Producer, director, and writer Jenni Konner has experienced blatant sexism throughout her time in the entertainment industry, and will no longer stay silent. The co-founder of Lenny Letter wrote an essay this week describing an awkward and inappropriate conversation she had with an unnamed director and her colleague and business partner, Lena Dunham.

Image via the Late Night with Seth Meyers/NBC

While filming on location, Konner and Dunham ran into a director who was filming a show nearby. The director felt it necessary to start asking Lena Dunham blatantly inappropriate questions, masking them as business and industry related.

“The director asked Lena to have dinner alone the following night with an actress on the show he works on. Not because he thought they should meet, but because he wanted Lena to persuade the actress to ‘show her tits, or at least some vag’ on TV,” Konner wrote. “Surely Lena could make a compelling argument. After all, he continued, “You would show anything. Even your asshole.”

Even. Your. Asshole.

It seems that the director doesn’t understand the difference between Lena Dunham being comfortable with being naked on screen, and the unnamed actress who is simply not comfortable. There is no right or wrong actor in this scenario-- it’s a matter of preference, and the director insinuating that Dunham should attempt to coerce this woman into getting naked is violating and wrong. Lena Dunham was not persuaded by a forceful director to get naked on camera, and the director not understanding this clear line is baffling.

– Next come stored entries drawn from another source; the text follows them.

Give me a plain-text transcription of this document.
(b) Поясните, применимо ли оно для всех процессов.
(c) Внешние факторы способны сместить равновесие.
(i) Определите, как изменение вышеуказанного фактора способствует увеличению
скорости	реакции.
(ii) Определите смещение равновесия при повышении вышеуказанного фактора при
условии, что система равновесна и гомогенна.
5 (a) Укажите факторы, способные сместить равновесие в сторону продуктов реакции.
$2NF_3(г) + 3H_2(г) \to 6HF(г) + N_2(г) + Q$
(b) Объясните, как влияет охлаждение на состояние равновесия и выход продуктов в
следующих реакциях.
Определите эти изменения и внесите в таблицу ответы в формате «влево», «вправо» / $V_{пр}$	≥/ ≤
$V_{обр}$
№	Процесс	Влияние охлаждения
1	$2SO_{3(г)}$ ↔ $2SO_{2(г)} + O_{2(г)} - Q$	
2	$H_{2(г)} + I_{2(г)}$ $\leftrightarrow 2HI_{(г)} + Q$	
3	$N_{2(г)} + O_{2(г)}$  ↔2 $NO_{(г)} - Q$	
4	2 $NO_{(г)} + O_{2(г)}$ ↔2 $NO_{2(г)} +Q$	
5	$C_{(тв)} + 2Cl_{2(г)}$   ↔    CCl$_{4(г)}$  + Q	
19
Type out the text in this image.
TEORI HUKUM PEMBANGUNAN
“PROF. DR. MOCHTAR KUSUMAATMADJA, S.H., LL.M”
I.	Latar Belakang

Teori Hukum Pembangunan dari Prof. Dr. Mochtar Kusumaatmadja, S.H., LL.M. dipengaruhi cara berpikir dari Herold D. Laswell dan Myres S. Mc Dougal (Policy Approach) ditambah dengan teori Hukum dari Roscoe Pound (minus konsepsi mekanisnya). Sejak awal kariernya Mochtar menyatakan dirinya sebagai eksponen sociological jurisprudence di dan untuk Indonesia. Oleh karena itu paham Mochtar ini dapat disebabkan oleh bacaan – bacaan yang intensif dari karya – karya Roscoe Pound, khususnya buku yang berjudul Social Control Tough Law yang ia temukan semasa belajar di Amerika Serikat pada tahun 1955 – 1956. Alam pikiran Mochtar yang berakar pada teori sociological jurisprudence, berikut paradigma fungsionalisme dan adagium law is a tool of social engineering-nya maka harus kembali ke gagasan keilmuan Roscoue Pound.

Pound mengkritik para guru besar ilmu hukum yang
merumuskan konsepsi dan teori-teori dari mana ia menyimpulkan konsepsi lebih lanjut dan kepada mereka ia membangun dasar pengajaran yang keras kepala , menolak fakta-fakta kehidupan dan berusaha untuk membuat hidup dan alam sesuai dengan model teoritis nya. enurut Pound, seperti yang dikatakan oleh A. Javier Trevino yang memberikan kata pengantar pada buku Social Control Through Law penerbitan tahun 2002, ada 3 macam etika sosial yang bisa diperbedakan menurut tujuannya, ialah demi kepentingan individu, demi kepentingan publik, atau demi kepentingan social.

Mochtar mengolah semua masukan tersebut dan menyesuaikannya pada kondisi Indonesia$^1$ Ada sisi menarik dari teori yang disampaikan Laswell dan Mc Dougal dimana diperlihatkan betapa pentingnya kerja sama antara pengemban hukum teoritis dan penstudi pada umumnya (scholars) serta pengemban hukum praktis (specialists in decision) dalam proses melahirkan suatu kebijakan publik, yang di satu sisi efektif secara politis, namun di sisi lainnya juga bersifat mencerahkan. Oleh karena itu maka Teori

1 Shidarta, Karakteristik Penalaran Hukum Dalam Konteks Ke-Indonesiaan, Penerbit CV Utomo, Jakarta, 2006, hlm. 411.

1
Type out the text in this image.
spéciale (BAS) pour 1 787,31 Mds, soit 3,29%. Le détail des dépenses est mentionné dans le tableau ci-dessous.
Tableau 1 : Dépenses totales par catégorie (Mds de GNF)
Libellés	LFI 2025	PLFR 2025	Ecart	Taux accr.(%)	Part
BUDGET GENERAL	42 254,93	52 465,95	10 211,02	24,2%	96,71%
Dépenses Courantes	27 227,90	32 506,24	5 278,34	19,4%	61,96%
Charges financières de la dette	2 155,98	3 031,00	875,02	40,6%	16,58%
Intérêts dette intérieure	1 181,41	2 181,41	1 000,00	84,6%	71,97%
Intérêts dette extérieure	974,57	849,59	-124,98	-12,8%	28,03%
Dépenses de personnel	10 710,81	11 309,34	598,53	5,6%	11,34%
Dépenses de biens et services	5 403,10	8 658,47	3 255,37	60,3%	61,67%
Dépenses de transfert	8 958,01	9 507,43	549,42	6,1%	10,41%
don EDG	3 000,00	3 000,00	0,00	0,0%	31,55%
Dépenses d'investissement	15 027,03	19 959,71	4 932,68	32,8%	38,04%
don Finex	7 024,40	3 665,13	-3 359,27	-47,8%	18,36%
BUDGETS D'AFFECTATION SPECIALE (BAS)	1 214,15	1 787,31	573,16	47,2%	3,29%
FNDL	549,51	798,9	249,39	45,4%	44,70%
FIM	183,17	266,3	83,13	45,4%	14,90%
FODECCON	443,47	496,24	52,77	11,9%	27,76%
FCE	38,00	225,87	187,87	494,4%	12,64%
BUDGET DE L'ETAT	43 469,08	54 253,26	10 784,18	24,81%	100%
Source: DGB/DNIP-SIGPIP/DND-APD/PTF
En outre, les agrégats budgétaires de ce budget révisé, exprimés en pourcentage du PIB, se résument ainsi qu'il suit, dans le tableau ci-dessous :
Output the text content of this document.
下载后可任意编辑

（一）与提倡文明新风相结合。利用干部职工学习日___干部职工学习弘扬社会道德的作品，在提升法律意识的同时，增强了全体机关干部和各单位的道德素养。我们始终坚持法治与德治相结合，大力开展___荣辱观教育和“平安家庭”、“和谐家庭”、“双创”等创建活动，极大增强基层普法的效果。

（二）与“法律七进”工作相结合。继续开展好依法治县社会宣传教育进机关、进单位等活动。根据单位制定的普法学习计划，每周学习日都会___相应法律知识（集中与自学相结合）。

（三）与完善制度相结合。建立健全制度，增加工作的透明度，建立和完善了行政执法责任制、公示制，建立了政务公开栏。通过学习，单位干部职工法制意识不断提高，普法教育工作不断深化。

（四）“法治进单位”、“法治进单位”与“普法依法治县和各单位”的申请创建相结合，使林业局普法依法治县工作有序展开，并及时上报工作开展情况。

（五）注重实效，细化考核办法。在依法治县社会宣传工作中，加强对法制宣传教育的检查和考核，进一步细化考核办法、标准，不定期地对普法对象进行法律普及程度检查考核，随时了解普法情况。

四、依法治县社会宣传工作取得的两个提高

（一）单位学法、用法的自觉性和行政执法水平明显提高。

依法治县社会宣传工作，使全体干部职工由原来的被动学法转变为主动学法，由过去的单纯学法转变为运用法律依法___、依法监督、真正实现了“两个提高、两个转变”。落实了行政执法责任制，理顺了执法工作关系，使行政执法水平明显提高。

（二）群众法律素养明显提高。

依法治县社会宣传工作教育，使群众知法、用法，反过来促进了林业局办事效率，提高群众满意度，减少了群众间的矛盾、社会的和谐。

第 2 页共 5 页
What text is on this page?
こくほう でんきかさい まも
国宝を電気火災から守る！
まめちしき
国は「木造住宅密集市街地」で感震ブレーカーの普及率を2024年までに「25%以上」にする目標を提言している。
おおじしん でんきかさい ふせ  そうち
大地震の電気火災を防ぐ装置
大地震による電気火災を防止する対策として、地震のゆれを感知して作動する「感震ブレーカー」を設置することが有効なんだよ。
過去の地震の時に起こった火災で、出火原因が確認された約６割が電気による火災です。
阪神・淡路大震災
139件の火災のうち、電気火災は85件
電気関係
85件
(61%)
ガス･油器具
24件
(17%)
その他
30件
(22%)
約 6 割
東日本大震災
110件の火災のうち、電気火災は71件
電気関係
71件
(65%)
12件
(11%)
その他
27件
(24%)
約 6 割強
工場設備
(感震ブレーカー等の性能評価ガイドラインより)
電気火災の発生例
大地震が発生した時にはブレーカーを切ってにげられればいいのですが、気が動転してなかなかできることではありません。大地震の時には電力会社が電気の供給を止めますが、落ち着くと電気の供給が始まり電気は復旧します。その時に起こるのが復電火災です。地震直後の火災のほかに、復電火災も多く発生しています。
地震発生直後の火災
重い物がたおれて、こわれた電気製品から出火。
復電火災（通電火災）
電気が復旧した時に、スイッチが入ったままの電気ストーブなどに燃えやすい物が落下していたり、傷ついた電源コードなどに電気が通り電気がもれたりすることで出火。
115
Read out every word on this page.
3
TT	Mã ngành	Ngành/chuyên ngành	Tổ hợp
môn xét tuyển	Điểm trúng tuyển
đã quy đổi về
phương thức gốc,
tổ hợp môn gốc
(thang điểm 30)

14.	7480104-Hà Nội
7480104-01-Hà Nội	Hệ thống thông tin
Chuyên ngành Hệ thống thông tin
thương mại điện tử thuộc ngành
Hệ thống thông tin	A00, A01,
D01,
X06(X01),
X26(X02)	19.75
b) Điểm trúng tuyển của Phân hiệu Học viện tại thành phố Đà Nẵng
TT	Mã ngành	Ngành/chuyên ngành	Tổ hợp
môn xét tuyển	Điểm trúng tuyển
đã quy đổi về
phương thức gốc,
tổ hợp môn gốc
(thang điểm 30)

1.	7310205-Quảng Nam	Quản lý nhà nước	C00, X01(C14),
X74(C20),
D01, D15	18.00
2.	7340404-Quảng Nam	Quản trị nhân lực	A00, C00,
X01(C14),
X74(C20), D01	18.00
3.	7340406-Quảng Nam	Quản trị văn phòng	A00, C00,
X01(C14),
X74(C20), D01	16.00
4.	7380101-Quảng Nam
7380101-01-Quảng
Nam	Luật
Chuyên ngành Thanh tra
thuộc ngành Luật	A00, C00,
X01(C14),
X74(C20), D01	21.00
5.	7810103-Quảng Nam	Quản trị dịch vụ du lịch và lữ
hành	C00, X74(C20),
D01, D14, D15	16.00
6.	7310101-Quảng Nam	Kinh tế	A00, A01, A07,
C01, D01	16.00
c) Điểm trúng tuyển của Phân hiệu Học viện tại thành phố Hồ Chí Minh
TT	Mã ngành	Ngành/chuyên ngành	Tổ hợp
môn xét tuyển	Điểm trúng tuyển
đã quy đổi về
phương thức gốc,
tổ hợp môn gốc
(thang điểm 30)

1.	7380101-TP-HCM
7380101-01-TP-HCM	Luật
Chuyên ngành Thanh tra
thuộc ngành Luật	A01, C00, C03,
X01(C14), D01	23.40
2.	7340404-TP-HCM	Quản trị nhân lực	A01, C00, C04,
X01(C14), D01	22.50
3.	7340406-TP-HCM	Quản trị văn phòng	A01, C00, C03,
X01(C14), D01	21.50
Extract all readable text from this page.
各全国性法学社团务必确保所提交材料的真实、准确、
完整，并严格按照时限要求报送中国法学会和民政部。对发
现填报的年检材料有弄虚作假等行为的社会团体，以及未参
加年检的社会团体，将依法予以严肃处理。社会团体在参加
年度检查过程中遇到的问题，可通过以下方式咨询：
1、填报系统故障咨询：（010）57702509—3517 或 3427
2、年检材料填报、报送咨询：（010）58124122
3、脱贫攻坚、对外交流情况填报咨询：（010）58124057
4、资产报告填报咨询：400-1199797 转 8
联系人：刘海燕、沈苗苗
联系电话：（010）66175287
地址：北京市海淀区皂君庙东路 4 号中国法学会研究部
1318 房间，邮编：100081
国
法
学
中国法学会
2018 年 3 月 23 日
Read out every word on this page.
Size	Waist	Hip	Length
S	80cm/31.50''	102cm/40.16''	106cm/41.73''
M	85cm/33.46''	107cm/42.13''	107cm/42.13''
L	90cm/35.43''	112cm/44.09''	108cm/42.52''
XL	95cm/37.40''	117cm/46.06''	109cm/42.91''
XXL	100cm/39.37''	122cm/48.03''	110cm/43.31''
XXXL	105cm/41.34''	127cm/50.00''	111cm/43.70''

There is also the blaring issue of the rude and aggressive way the director spoke to Dunham, as explained by Konner.

“This is something a man felt compelled to say to a Golden Globe–winning actor, showrunner, and best-selling author who just happens to be female. So it’s easy to speculate what might be said to women working with him, under him, dependent on his approval,” Konner wrote. “Despite Lena’s obvious discomfort, he then went on to critique and crudely evaluate the bodies of all the women on his show.”   

When some crew members (who Konner describes as being “the most loving and sensitive men”) suggest this director inebriation, Konner brilliantly sums up the double standard in that excuse.

“When women get drunk, they are asking for it. When men get drunk, they don’t mean it." Well said.

Konner's attention and assertiveness in sharing this troubling conversation is inspiring. She titled the article “Our Voice Is Our Superpower”, and she’s right. As women, it is not our job to make excuses or to ignore violating, inappropriate, and blatantly sexist questions imposed on us. The questioners intentions are irrelevant, because if we don’t speak up, accountability and reflection cannot follow.